Correio da manhã, 08/11/2011, página 11
Já Eça de Queirós referia, no último quartel do século XIX, que, em termos noticiosos, um vizinho ferido ao fundo da rua, equivale a um morto na capital, 10 em Paris e 100 na China. Tal como um soldado português ferido no Afeganistão ou um GNR agredido em Timor representam pelo menos alguns mortos estrangeiros nas mesmas paragens. Decorridos mais de cem anos e apesar do advento da informação electrónica, tudo continua por assim dizer na mesma.
Naquele que terá sido o seu mais importante discurso dos últimos anos, o primeiro-ministro francês François Fillon anunciou aos gauleses severas medidas de austeridade para os próximos cinco anos, de forma a que a França alcance o défice zero em 2016. Fê-lo apesar de haver uma eleição presidencial no próximo ano e de neste momento, de acordo com todas as sondagens, o presidente Sarkozy estar 15 pontos abaixo de François Hollande, o candidato escolhido pela esquerda nas recentes primárias abertas, organizadas pelo PS francês.
Em Portugal, a intervenção televisiva de Fillon passou praticamente despercebida. Teve pouco mais de um minuto no primeiro canal e uma pequena notícia na página 11 do Correio da Manhã, o diário de maior difusão, na qual nem sequer é focado o principal ponto do discurso. Disse o chefe do governo francês que "A economia francesa está a funcionar alavancada sobretudo pelas transferências sociais e terá de passar a contar mais com a produção de bens e serviços negociáveis". Que quer isto dizer?
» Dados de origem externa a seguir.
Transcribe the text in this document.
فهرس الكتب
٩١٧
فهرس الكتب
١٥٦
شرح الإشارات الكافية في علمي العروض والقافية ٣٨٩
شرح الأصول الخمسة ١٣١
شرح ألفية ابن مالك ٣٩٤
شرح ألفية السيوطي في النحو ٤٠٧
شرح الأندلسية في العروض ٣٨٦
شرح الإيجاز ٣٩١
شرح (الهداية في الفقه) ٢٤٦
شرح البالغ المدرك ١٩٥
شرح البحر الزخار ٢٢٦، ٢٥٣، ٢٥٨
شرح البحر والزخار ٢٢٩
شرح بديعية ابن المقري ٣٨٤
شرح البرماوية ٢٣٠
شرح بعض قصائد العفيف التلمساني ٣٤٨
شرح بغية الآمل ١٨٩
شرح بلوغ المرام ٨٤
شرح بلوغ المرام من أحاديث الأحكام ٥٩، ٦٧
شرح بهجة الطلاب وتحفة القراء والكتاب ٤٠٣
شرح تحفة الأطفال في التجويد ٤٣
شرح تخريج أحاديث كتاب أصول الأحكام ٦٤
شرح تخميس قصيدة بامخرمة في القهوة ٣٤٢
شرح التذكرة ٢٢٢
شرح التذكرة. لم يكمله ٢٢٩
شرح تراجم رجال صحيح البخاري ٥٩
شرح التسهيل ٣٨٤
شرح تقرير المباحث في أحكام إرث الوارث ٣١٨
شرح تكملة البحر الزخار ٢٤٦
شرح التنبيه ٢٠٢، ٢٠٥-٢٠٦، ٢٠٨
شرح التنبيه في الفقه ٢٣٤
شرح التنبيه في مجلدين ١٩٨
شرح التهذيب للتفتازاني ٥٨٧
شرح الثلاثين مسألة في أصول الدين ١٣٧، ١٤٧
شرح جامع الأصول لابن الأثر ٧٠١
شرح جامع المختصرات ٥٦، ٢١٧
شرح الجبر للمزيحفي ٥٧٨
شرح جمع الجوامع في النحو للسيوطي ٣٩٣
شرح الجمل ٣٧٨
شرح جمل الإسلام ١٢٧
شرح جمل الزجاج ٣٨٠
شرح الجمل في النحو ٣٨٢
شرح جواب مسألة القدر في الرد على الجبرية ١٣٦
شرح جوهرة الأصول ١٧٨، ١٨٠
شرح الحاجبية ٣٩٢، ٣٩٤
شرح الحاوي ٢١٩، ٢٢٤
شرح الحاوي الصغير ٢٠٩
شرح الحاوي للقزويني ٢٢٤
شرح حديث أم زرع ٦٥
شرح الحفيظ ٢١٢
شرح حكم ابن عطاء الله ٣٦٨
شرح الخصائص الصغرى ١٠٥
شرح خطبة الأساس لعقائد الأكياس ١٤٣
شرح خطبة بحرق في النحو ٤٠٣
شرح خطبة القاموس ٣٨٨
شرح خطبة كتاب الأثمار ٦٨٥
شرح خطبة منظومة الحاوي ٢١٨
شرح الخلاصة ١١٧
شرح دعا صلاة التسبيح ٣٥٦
Qual a importância para Portugal?
Embora a generalidade da população o não saiba, o agora designado "Estado social" ou "modelo social europeu" nasceu em França, com o governo da Frente Popular, nos anos 30 do século XX. Até aí, havia apenas o legado da Revolução Francesa (Liberdade, Igualdade, Fraternidade), mas só posteriormente apareceu a Declaração Universal dos Direitos do Homem (Todos os homens nascem livres e iguais em direitos e em deveres...). Foi o "Front populaire" que instituiu nomeadamente as férias pagas, a segurança social, o abono de família, o subsídio de transporte, o salário mínimo e o subsídio de desemprego. O que o governo francês vem agora dizer é que todas estas conquistas sociais podem vir a estar em causa, caso não se consiga incrementar de forma significativa a produção de bens e serviços transaccionáveis, excluindo portanto o universo "distribuicionista" mas improdutivo do Estado. O que implica poupar 100 mil milhões de euros até finais de 2015 (auxílio da troika a Portugal até 2013 = 78 mil milhões de euros)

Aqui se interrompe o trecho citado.